Омертвление, кажется, не было слишком большим. Врачи, удивлявшиеся еще, что приступ заставил себя долго ждать, единодушно настаивали, что пациент нуждается в покое и длительном отдыхе. Однако Брежнев соглашался только на отдых в течение нескольких дней. Светила медицины должны найти какие-то способы для телесного оздоровления. Это их работа и забота, его же жизнь — политика. И это как раз теперь первостепенно. Медики в изобилии давали ему успокаивающие средства и антикоагулянты типа гепарина, которые издавна применяются в терапии. Эти средства уменьшают возможность смертельного исхода от инфаркта в первое время болезни. Однако, по общему мнению врачей, партийный вождь вновь поднялся с больничной койки чересчур рано, а уже 21 августа советские войска двинулись на Прагу…» Как отмечается в книге, во время этого телесного недуга — первого инфаркта, который потряс Брежнева, его ближайшие партийные коллеги окружили эти события покровом тайны и «стеной молчания».

Конечно, многое, наверное, и без того было предрешено. Но оставалось еще восемнадцать дней для переговоров. Многое за это время могло быть смягчено, и расправа над «пражской весной», возможно, могла быть не столь показной, крутой и жестокой, как это произошло. Но у главного договаривающегося лица случился инфаркт. И стальные полчища двинулись в поход уже без всяких обдумываний и рассуждений…
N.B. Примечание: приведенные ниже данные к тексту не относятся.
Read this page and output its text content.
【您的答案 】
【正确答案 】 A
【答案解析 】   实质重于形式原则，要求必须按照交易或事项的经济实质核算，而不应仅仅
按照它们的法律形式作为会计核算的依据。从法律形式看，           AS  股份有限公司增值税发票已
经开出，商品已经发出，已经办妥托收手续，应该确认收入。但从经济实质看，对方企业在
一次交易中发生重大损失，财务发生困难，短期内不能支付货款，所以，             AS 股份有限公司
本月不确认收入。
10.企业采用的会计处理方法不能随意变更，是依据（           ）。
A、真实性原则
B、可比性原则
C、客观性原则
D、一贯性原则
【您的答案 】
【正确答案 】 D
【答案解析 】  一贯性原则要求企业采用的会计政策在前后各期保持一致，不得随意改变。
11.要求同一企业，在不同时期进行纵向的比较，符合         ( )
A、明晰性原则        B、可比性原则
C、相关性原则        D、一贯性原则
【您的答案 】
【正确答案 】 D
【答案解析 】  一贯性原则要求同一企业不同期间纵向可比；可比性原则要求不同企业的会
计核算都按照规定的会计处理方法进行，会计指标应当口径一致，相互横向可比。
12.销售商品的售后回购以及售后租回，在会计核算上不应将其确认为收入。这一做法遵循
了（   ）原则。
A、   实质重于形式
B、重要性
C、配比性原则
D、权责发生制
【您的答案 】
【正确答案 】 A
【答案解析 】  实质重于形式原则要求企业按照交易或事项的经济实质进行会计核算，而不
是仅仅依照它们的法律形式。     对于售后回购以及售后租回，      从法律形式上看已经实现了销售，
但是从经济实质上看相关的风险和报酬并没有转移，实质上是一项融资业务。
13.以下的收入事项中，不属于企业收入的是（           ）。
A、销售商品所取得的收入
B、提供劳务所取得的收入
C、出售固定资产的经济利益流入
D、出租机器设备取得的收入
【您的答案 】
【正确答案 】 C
Тем сильнее воздействие случайностей на более мелкие дела. Не происходило ли нечто сходное и с коллективным писательским письмом в поддержку вооруженного вмешательства в Чехословакию? Полтора месяца это верноподданническое послание где-то безвестно мариновалось и, кажется, чуть ли не было благополучно забыто. Лишь 30 октября 1968 года появилась газетная публикация. И многое расставила по своим местам. Воочию узнал я и о позиции Федина, что больно меня задело и на какое-то время отвратило от него. Нечем было дышать, а он вместе с другими отговорился от трагедии пафосной верноподданной фальшивкой.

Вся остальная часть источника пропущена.